Un réflexe bien connu des investisseurs refait surface : réduire son exposition aux marchés actions à l’approche de l’été. Derrière cet adage largement diffusé du “Sell in May and go away” se cache une réalité statistique mais aussi des limites importantes. Dans un environnement de marché en mutation, il convient d’en apprécier la portée avec discernement.
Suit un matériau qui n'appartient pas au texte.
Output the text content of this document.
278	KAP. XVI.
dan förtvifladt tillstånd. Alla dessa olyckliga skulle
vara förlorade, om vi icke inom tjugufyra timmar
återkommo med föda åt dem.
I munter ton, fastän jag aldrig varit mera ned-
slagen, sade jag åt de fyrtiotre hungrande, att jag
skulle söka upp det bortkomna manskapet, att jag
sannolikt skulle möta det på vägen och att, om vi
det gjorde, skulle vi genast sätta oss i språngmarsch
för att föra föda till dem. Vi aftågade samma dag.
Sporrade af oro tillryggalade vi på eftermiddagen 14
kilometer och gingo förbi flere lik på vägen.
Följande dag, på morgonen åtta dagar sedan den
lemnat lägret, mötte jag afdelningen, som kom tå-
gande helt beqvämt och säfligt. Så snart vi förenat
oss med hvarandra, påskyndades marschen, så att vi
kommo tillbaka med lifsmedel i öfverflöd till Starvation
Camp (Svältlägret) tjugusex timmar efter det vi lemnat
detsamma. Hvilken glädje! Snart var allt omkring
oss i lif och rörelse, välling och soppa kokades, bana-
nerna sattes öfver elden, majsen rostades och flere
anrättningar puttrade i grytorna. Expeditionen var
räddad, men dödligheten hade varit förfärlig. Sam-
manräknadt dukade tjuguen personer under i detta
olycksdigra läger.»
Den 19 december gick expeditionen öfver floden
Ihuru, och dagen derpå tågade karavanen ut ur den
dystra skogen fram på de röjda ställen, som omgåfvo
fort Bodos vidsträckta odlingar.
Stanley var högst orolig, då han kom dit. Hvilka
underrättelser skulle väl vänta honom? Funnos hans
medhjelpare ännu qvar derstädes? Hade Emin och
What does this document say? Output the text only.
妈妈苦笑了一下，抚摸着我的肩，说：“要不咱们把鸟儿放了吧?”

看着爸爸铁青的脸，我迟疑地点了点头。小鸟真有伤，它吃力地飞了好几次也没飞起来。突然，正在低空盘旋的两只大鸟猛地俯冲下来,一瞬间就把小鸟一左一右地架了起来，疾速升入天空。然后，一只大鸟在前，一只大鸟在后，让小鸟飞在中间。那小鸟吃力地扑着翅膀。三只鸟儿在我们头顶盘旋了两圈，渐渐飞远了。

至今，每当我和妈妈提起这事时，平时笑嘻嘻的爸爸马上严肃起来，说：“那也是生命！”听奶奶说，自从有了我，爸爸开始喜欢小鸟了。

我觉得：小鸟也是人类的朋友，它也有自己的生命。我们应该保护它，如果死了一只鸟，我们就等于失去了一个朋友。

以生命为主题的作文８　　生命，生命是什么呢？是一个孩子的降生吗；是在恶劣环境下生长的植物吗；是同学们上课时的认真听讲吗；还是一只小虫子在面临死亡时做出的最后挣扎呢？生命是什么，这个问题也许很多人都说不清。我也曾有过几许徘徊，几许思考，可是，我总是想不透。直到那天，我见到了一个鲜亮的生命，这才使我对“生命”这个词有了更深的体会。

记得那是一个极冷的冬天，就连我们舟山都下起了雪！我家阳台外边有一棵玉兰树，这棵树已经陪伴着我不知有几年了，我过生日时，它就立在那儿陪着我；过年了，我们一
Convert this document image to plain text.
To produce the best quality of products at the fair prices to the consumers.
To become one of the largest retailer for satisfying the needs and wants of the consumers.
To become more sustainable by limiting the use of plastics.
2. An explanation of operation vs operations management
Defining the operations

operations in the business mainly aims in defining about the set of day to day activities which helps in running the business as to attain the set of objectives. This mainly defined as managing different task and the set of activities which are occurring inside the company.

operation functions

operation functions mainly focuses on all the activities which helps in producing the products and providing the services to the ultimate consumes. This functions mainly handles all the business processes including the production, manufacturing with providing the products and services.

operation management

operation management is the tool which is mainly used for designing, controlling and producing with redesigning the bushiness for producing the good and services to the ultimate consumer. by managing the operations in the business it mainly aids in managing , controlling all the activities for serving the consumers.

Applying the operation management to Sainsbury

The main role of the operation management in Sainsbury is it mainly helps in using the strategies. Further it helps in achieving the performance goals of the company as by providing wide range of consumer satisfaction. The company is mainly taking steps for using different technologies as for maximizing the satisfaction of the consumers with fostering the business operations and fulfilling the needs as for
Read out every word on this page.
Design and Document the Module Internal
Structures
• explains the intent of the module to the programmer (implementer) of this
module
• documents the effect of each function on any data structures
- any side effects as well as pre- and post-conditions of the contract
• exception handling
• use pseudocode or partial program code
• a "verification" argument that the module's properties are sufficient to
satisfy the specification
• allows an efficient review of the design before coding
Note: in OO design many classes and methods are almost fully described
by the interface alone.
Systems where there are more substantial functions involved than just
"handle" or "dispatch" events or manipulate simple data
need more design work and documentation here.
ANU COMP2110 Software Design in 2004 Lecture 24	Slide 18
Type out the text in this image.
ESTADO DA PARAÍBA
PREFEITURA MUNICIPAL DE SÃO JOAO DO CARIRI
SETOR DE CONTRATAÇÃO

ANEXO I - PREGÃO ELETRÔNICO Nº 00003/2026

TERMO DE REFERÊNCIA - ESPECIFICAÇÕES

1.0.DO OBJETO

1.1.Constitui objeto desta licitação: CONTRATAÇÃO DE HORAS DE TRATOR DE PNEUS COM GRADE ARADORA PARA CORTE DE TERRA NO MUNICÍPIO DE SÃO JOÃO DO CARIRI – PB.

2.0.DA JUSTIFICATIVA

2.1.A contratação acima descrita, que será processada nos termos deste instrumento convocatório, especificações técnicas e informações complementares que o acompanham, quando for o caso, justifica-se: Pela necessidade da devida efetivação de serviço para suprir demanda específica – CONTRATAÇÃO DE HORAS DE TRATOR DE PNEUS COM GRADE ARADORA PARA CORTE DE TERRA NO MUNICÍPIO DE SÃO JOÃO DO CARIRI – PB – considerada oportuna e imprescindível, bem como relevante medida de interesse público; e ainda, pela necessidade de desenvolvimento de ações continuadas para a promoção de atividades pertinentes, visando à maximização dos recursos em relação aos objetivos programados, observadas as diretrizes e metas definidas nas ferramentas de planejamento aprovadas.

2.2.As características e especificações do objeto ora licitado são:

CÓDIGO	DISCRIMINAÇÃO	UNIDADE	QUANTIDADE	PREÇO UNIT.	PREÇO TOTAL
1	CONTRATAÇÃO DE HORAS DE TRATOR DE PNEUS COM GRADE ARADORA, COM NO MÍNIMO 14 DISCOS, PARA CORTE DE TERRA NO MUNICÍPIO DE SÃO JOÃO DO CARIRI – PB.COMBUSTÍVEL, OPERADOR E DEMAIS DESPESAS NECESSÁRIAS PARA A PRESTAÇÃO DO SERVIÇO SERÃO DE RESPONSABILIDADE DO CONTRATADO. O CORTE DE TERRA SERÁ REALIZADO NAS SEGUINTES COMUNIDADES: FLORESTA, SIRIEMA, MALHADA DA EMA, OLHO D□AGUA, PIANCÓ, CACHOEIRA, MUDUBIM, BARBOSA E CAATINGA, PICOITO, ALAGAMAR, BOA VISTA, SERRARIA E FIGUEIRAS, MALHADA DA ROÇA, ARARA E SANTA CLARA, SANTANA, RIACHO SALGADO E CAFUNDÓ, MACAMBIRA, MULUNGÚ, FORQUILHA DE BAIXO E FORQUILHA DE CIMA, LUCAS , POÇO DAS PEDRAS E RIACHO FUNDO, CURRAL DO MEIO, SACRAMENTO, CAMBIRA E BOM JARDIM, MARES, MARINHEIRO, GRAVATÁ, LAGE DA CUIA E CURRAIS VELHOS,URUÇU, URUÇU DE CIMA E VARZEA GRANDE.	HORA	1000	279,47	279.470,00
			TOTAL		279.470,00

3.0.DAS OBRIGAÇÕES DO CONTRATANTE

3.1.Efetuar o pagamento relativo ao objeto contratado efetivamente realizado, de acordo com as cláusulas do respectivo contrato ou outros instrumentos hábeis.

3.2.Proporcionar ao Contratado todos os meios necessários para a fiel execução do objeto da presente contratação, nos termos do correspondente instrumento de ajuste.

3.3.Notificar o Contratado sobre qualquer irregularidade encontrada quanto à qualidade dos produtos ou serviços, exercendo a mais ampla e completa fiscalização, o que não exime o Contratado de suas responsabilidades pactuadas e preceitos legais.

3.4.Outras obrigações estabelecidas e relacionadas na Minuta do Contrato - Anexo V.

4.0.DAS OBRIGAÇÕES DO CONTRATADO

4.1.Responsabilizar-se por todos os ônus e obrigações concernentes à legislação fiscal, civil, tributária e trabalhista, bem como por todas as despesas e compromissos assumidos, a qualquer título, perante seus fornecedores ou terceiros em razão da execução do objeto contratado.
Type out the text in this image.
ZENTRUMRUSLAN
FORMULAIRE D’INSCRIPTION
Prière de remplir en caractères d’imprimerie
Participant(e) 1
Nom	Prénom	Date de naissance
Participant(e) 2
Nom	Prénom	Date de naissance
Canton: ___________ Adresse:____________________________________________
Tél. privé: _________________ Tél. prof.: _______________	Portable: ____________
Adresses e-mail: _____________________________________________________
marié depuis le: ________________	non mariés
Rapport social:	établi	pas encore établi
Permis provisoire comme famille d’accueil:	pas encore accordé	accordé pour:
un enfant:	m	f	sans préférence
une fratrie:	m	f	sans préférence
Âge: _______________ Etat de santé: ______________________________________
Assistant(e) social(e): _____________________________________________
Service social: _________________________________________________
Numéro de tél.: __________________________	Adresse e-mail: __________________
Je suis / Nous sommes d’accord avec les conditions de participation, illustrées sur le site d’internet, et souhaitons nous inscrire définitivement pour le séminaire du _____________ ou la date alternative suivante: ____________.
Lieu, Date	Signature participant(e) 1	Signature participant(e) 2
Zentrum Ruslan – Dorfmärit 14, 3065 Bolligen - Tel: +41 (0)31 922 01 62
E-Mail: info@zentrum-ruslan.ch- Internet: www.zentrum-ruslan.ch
Une saisonnalité historiquement observée
L’adage “Sell in May and go away” (équivalent de “sortir des marchés au mois de mai pour n’y revenir qu’à l’automne”) repose sur une observation historique des marchés financiers. Depuis la fin de la seconde guerre mondiale, les marchés américains (S&P 500) ont progressé d’environ 7 % entre novembre et avril, contre près de 2 % entre mai et octobre (Fidelity). Cette différence s’explique en partie par des facteurs structurels, tels qu’une activité économique et financière traditionnellement plus marquée en fin et début d’année.
Cette saisonnalité a été observée sur de nombreux marchés développés. Elle constitue ainsi un point de repère récurrent dans l’analyse des cycles boursiers, sans pour autant en déterminer à elle seule les évolutions.
Une règle confrontée à la réalité des marchés
Si cette tendance existe en moyenne, son application concrète apparaît beaucoup moins évidente. Les données montrent que les périodes estivales ne sont pas systématiquement synonymes de sous-performance. Certaines années ont au contraire enregistré des progressions significatives sur ces mois, remettant en cause le caractère systématique de cet adage.
La performance des marchés se concentre souvent sur un nombre limité de séances, difficilement anticipables. Dans ce contexte, une sortie temporaire du marché peut conduire à manquer des phases de hausse déterminantes, ce qui affecte significativement la performance sur une longue période.
Un environnement de marché qui évolue
L’année 2026 illustre particulièrement bien les limites d’une lecture strictement saisonnière. Les marchés évoluent dans un contexte marqué par des dynamiques parfois contradictoires: d’un côté, des moteurs de croissance puissants, notamment liés aux transformations technologiques ; de l’autre, des incertitudes persistantes sur le plan économique et géopolitique.
Ce décalage entre la réalité macroéconomique et le comportement des marchés tend à brouiller les repères historiques. Les cycles apparaissent moins lisibles, et les régularités passées moins opérantes. Dans ce cadre, les approches fondées uniquement sur des effets calendaires peuvent perdre en pertinence.
Conclusion
L’intérêt de “Sell in May” réside peut-être moins dans son application que dans ce qu’il révèle : la tentation de simplifier des marchés qui ne le sont pas.
Si certaines régularités historiques subsistent, elles coexistent aujourd’hui avec des dynamiques nouvelles qui en modifient la portée.
Dans ce contexte, cet adage apparaît moins comme une règle que comme un point d’entrée pour interroger la manière dont les marchés évoluent et les limites des grilles de lecture trop linéaires.